Yorumlar - Yorum Yaz
Köy Enstitüleri


Köylünün yaşantısının, görünmez güçlere, efsanelere, mucizelere, mezheplere, tarikatlara, cemaatlara, kadere, uğura, muskaya ve hurafelere dayalı, akıl ve bilimsellikten uzak, körinançlar bütünü halindeki safsatalardan
arındırılmasını Köy Enstitüleri kuruluşları sağlayacaktı.



Köy Enstitüleri hareketi; Atatürk’ün ortaya koyduğu akıl ve bilimin öncülüğündeki, bilimsel dünya görüşü doğrultusunda, bilimsel ve sanatsal değerlere dayalı, Hasan Ali Yücel’in bakanlığı döneminde, İsmail Hakkı Tonguç’un yaratısı, özel bir pedagojik öğretim metodu içeren, Türk köylüsü ve toplumuna özgü, Rönesans ve aydınlanma hareketiydi.

Türk köylüsü, asırlarca ihmal edilmiş ve ona en ufak hizmet bile sunulmamıştır.
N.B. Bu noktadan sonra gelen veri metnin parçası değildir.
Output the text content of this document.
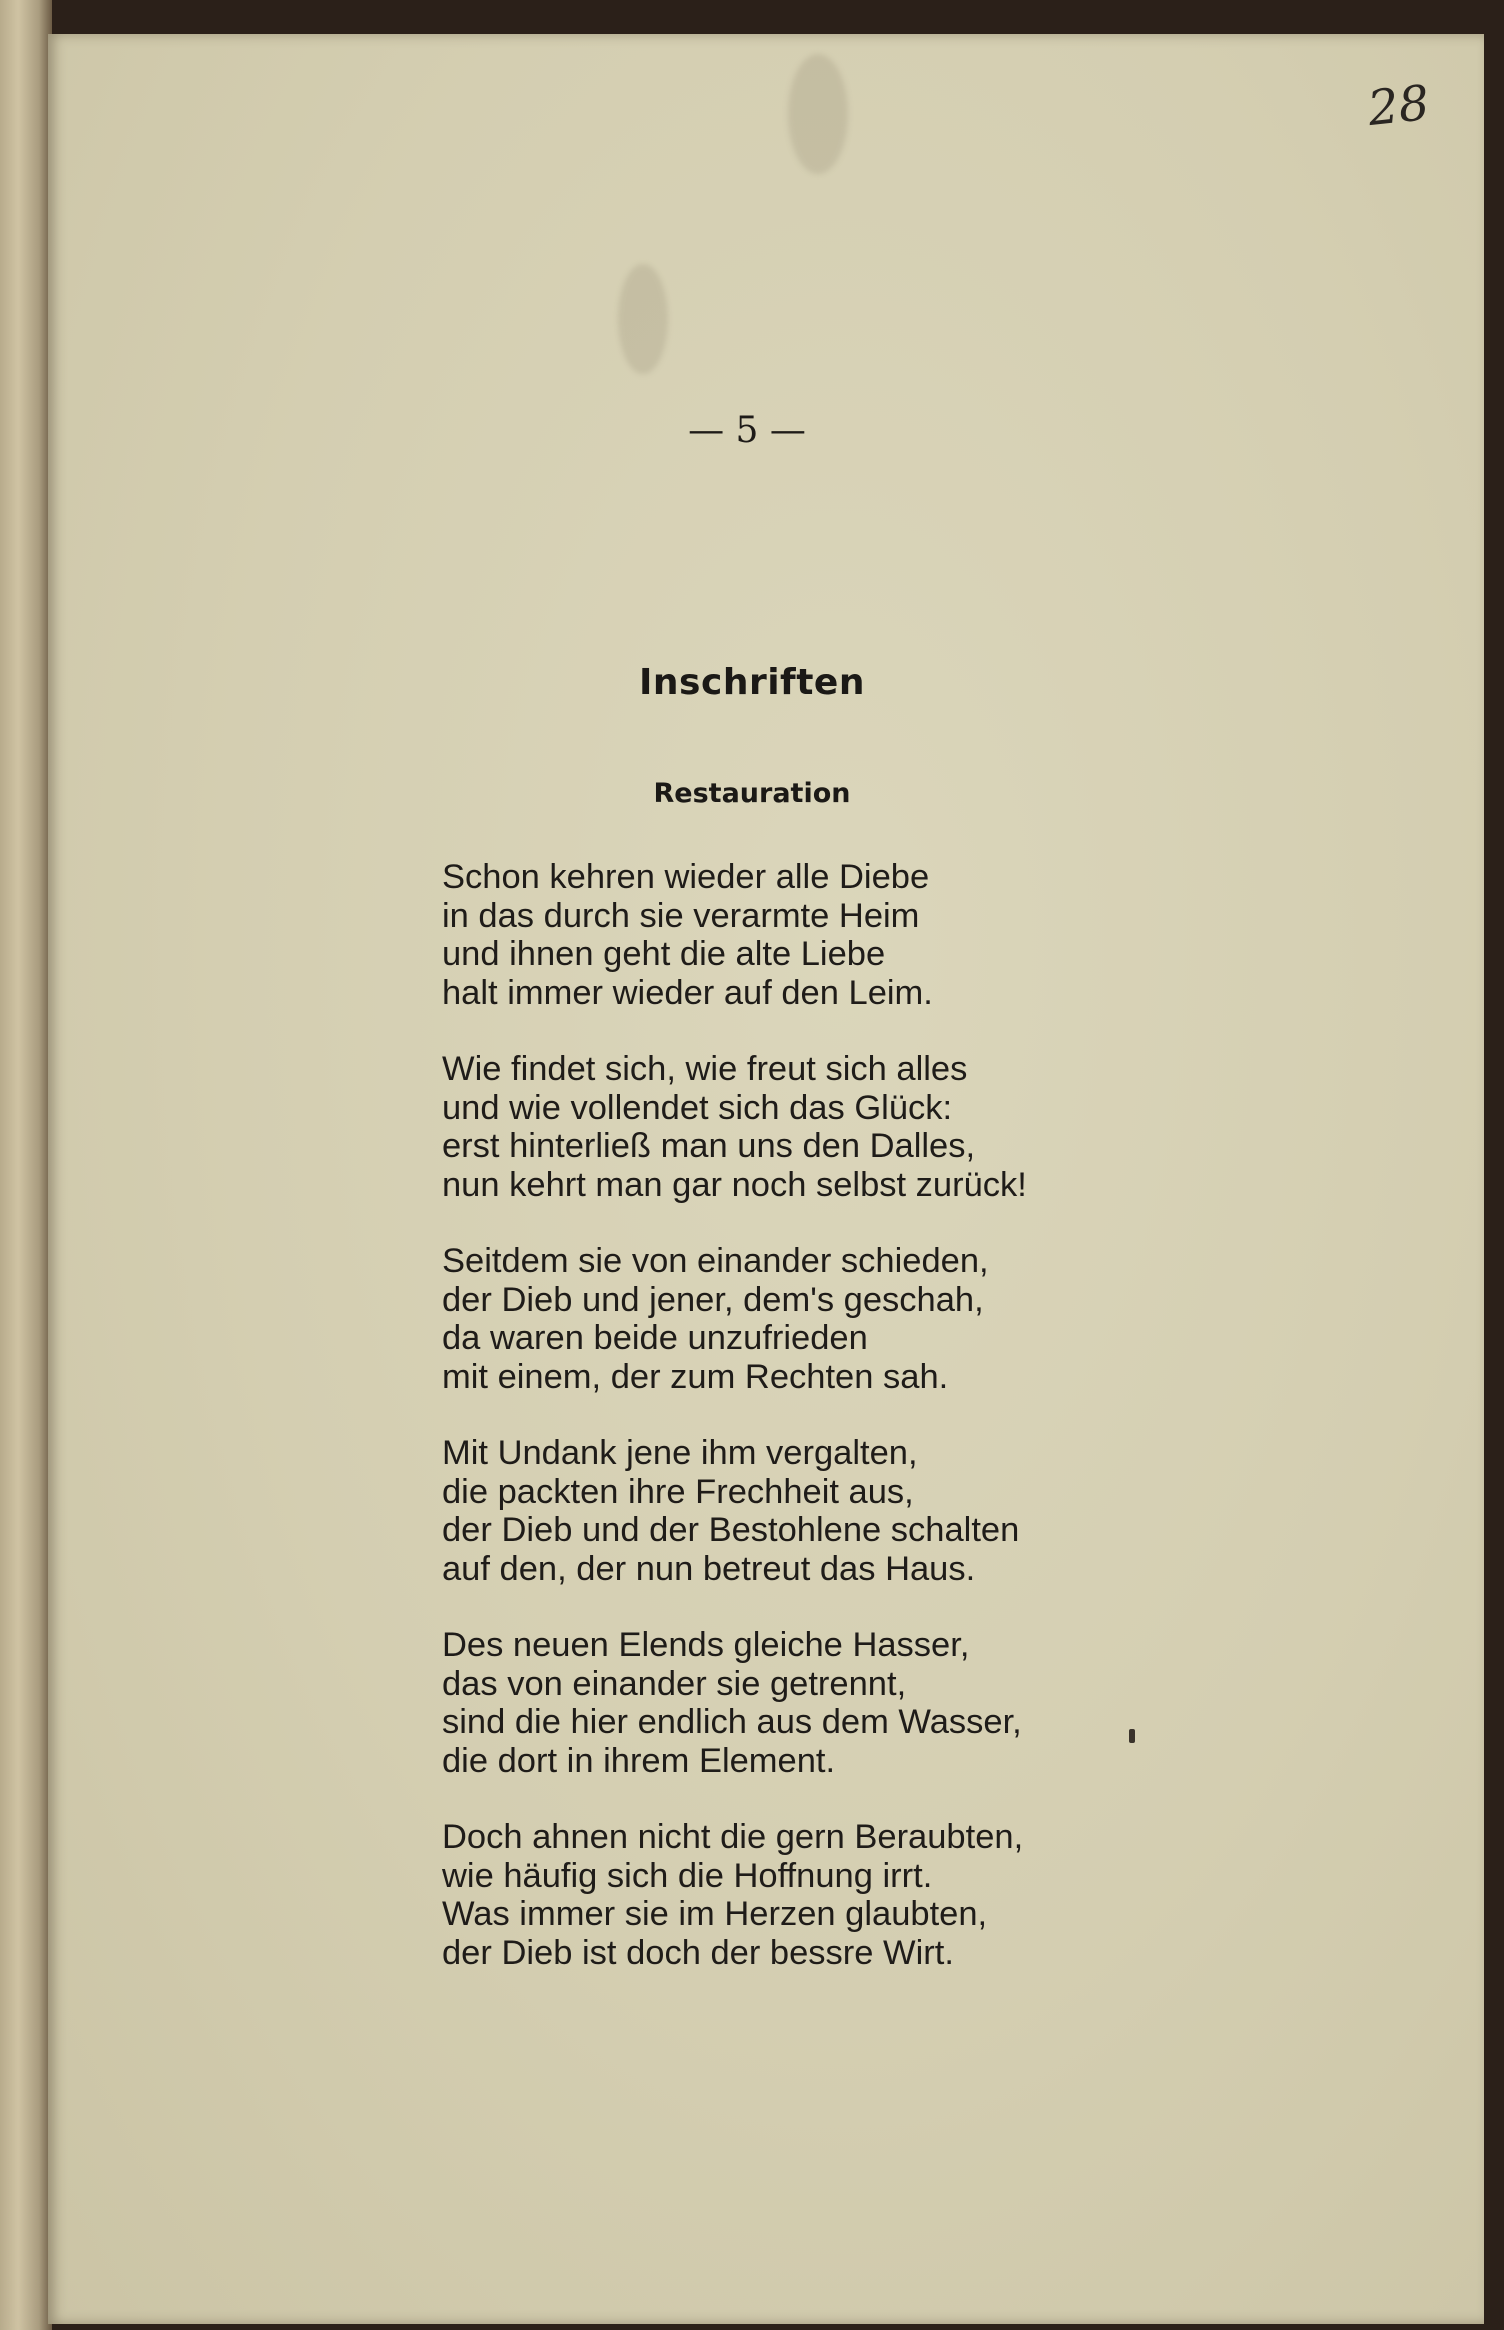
28
— 5 —
Inschriften
Restauration
Schon kehren wieder alle Diebe
in das durch sie verarmte Heim
und ihnen geht die alte Liebe
halt immer wieder auf den Leim.
Wie findet sich, wie freut sich alles
und wie vollendet sich das Glück:
erst hinterließ man uns den Dalles,
nun kehrt man gar noch selbst zurück!
Seitdem sie von einander schieden,
der Dieb und jener, dem's geschah,
da waren beide unzufrieden
mit einem, der zum Rechten sah.
Mit Undank jene ihm vergalten,
die packten ihre Frechheit aus,
der Dieb und der Bestohlene schalten
auf den, der nun betreut das Haus.
Des neuen Elends gleiche Hasser,
das von einander sie getrennt,
sind die hier endlich aus dem Wasser,
die dort in ihrem Element.
Doch ahnen nicht die gern Beraubten,
wie häufig sich die Hoffnung irrt.
Was immer sie im Herzen glaubten,
der Dieb ist doch der bessre Wirt.
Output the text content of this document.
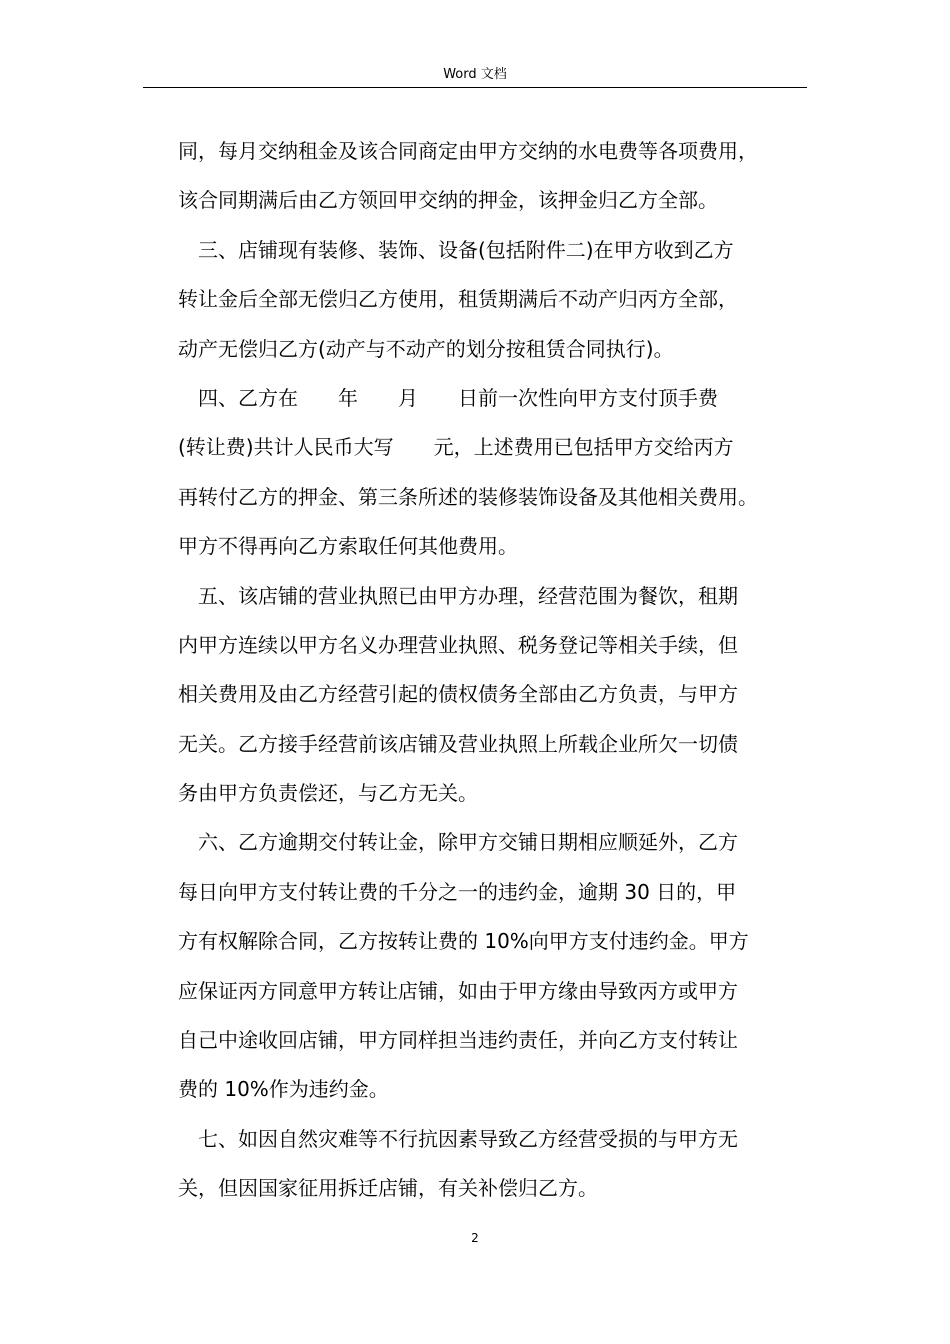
Word 文档
同，每月交纳租金及该合同商定由甲方交纳的水电费等各项费用，
该合同期满后由乙方领回甲交纳的押金，该押金归乙方全部。
三、店铺现有装修、装饰、设备(包括附件二)在甲方收到乙方
转让金后全部无偿归乙方使用，租赁期满后不动产归丙方全部，
动产无偿归乙方(动产与不动产的划分按租赁合同执行)。
四、乙方在　　年　　月　　日前一次性向甲方支付顶手费
(转让费)共计人民币大写　　元，上述费用已包括甲方交给丙方
再转付乙方的押金、第三条所述的装修装饰设备及其他相关费用。
甲方不得再向乙方索取任何其他费用。
五、该店铺的营业执照已由甲方办理，经营范围为餐饮，租期
内甲方连续以甲方名义办理营业执照、税务登记等相关手续，但
相关费用及由乙方经营引起的债权债务全部由乙方负责，与甲方
无关。乙方接手经营前该店铺及营业执照上所载企业所欠一切债
务由甲方负责偿还，与乙方无关。
六、乙方逾期交付转让金，除甲方交铺日期相应顺延外，乙方
每日向甲方支付转让费的千分之一的违约金，逾期 30 日的，甲
方有权解除合同，乙方按转让费的 10%向甲方支付违约金。甲方
应保证丙方同意甲方转让店铺，如由于甲方缘由导致丙方或甲方
自己中途收回店铺，甲方同样担当违约责任，并向乙方支付转让
费的 10%作为违约金。
七、如因自然灾难等不行抗因素导致乙方经营受损的与甲方无
关，但因国家征用拆迁店铺，有关补偿归乙方。
2
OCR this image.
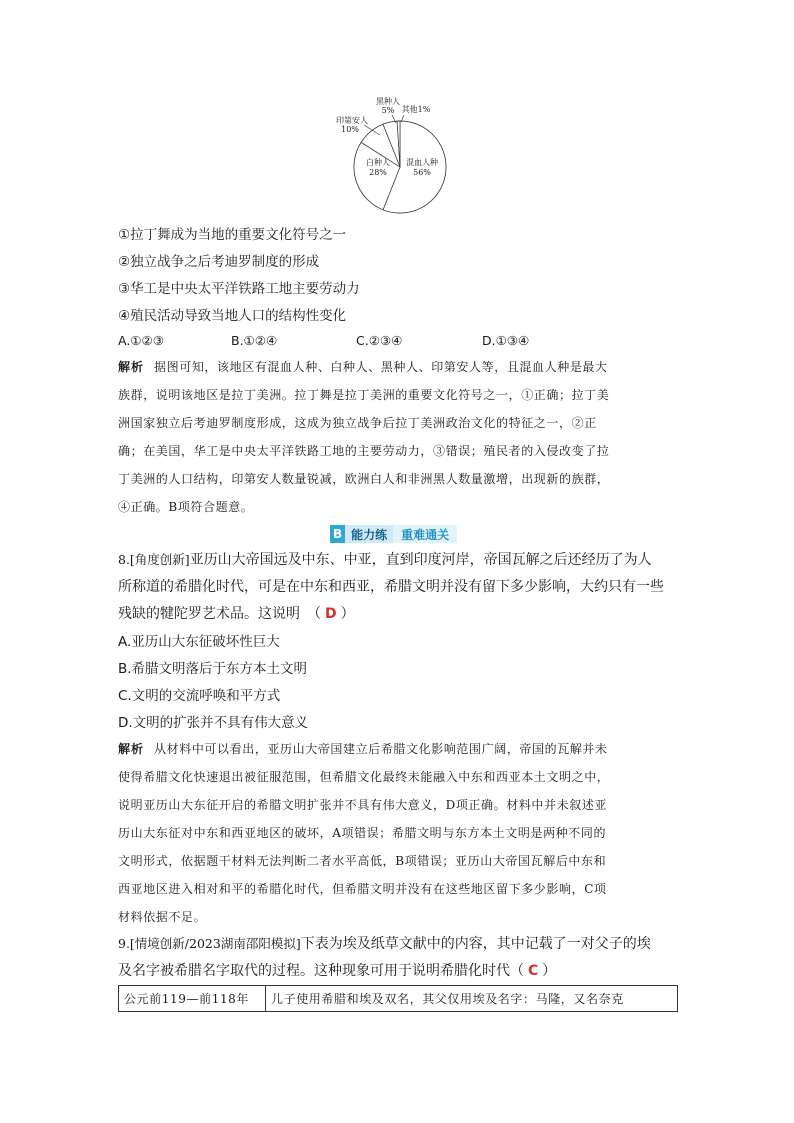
混血人种
56%
白种人
28%
印第安人
10%
黑种人
5% 其他1%
①拉丁舞成为当地的重要文化符号之一
②独立战争之后考迪罗制度的形成
③华工是中央太平洋铁路工地主要劳动力
④殖民活动导致当地人口的结构性变化
A.①②③	B.①②④	C.②③④	D.①③④
解析 据图可知，该地区有混血人种、白种人、黑种人、印第安人等，且混血人种是最大
族群，说明该地区是拉丁美洲。拉丁舞是拉丁美洲的重要文化符号之一，①正确；拉丁美
洲国家独立后考迪罗制度形成，这成为独立战争后拉丁美洲政治文化的特征之一，②正
确；在美国，华工是中央太平洋铁路工地的主要劳动力，③错误；殖民者的入侵改变了拉
丁美洲的人口结构，印第安人数量锐减，欧洲白人和非洲黑人数量激增，出现新的族群，
④正确。B项符合题意。
B 能力练	重难通关
8.[角度创新]亚历山大帝国远及中东、中亚，直到印度河岸，帝国瓦解之后还经历了为人
所称道的希腊化时代，可是在中东和西亚，希腊文明并没有留下多少影响，大约只有一些
残缺的犍陀罗艺术品。这说明　（ D ）
A.亚历山大东征破坏性巨大
B.希腊文明落后于东方本土文明
C.文明的交流呼唤和平方式
D.文明的扩张并不具有伟大意义
解析 从材料中可以看出，亚历山大帝国建立后希腊文化影响范围广阔，帝国的瓦解并未
使得希腊文化快速退出被征服范围，但希腊文化最终未能融入中东和西亚本土文明之中，
说明亚历山大东征开启的希腊文明扩张并不具有伟大意义，D项正确。材料中并未叙述亚
历山大东征对中东和西亚地区的破坏，A项错误；希腊文明与东方本土文明是两种不同的
文明形式，依据题干材料无法判断二者水平高低，B项错误；亚历山大帝国瓦解后中东和
西亚地区进入相对和平的希腊化时代，但希腊文明并没有在这些地区留下多少影响，C项
材料依据不足。
9.[情境创新/2023湖南邵阳模拟]下表为埃及纸草文献中的内容，其中记载了一对父子的埃
及名字被希腊名字取代的过程。这种现象可用于说明希腊化时代（ C ）
公元前119—前118年	儿子使用希腊和埃及双名，其父仅用埃及名字：马隆，又名奈克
Aslında Türk köylüsü zeki ve yaratıcı bir özelliğe sahiptir. Ancak, ne yazık ki, Türk köylüsünün bu özelliği, Osmanlı döneminde, değerlendirilememiştir.
Osmanlı İmparatorluğu, Türk köylüsünün alın teri ve emeği ile elde edilen ekonomik güç sayesinde, 620 yıl varlığını sürdürebilmiştir. Türk köylüsü aç kalmış, yoksul kalmış, ancak varlığını Osmanlı İmparatoprluğuna adamaktan geri kalmamıştır.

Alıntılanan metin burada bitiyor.